[antlr-interest] philosophy about translation

Fri Oct 27 16:12:59 PDT 2006

Jim Idle wrote:

>>I disagree. With ANTLR treewalkers or even any other tool and not 
>>treewalkers when you build
>>ASTs and then transform them to other ASTs, you have to be intimately 
>>familiar with the
>>shape of those ASTs (i.e. the grammar for the input and output 
>>languages). I'd rather not have
>>to know that.
>>    
>>
>
>I see no way to avoid this and produce a good result. 
>
I feel that I'm getting a "good result" for C, C++, and COBOL to Java
translation without being intimately
familiar with their AST structures. If you can point to a potential
problem spot, I can address what I do.

>However there are few languages such that being familiar with the type of tree that one language produces does not help with the tree that another produces. In fact I think that that TreeParser grammar is a huge aid to being able to 'read' the tree. 
>  
>
I'm sure that knowing the C tree structure helps a lot with C++. But
even comparing the C structure with the
Java one, there are quite a few differences for no real reason other
than the whim of the person who wrote each.
That really shows when you compare the two perfectly good, but
different, java.g files at antlr.org.

>>I know that the COBOL sentence:
>>ADD 1 TO A GIVING B.
>>...maps to the Java statement...
>>B = A + 1;
>>    
>>
>
>  
>
>>...and yet I have little clue as to what the COBOL or Java ASTs look like.
>>So I really do want to write:
>>ADD v1 TO v2 GIVING v3 --> v3 = v1 + v2; 
>>    
>>
>
>Taking your COBOL example though, I think that the issue of translating one language to another is much more complex in general than this and that the issue would be being intimately familiar with the languages, the tree surely being a relatively easy thing to pick up? 
>
Not for me. I've been programming in C for 25 years, and yet I didn't
know until I tried it what the "a.add(1)" tree looks like.
Sure, I could have guessed and gotten close, but close counts for
nothing in this context.

>What is the PIC of A and B for instance, where is the meta data about this to be stored (front end, encoded in IR, back end?), what significance does this have on the target language? What is the behavior of the VM when you produce System.out.println("String " + A); // What happens internally with A, will I produce code that cause STR->INT->STR conversion all the time. COBOL will reject things that don't fit the PIC... etc.
>  
>
Right. Those are all things I deal with, and they're all difficult. So
that's where I want to spend my time, not in worrying about
AST details.

>What happens with:
>
>MOVE MOUNTAIN TO MOHAMMED;
>
>A universal front end->IR->high level language methodology is probably not possible. 
>  
>
Right. Like replacing a C memset() call, it's not possible in general
probably. Yet it is possible in practice,
I believe. I know it would take a lot of work to convince you on that one.

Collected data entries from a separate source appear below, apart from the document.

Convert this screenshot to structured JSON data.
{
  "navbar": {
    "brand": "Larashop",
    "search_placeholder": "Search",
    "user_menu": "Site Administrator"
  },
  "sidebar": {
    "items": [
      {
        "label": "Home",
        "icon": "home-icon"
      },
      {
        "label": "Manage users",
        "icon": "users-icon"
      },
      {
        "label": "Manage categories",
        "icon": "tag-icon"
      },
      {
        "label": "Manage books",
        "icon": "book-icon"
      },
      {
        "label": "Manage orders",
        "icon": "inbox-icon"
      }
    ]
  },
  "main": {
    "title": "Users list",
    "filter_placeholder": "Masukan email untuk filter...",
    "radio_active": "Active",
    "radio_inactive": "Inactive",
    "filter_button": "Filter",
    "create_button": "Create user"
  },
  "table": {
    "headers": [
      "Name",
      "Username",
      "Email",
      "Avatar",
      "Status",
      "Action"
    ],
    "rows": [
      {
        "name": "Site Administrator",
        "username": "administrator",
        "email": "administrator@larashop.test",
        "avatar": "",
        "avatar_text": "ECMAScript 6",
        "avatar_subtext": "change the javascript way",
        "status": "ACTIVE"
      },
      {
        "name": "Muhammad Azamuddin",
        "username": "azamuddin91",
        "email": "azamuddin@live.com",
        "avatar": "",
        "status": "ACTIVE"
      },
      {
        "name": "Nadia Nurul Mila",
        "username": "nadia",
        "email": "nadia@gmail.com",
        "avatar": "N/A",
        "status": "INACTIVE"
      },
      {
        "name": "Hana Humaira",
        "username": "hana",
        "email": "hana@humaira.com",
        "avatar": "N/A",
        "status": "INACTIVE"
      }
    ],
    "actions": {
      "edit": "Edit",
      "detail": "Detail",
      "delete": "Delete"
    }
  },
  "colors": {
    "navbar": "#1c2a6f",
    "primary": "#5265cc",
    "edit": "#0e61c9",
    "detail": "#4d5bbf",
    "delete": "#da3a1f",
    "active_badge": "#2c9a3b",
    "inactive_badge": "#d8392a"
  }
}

>Surely the rule matching scenario would be able to formulate an unknown sequence of events such that ruletriggerA changes some part of the input which fires ruletriggerB, which changes some part of the input that fires ruletriggerA... 
>  
>
I don't have "triggers" firing rules, but rule firing order is very
important. And some rules might just keep firing until
they stop making changes.

>It would seem that one has a specific project "Source code for app A1 in lang L1 translated to A1 in lang L1", or "Any App AN in L1 to L2" or "Lang L1 to Lang L2" or "LN1 to LN2; N1 # N2" and so on. I will ignore A1->A2 ;-). 
>
>The amount of support library programming in lang L2 would probably far outweigh other issues and I think that assuming you can find good enough programmers (big if though I admit) that just rewriting it in L2 would be better anyway. There is probably no way to avoid the new source code looking like the input source code and that a programmer of LANG L2 would say "What the bejesus is this?"
>  
>
If you do lots of intelligent replacement, then the "support library"
can be very small - that's the case with Jazillian.
And if you don't do intelligent replacement, it's impossible anyway -
you're never going to write memset() in Java
no matter how great your programmers. That's why we have just two
classes of language translators today -
the kind that produce correct, horribly convoluted code (like Ephedra
for C to Java), and the kind that produce
not-guaranteed-correct, nice, readable code. Jazillian is the only
translator in that second category (except maybe
for this one: http://reinventsoft.com/intentionalcompilation.html)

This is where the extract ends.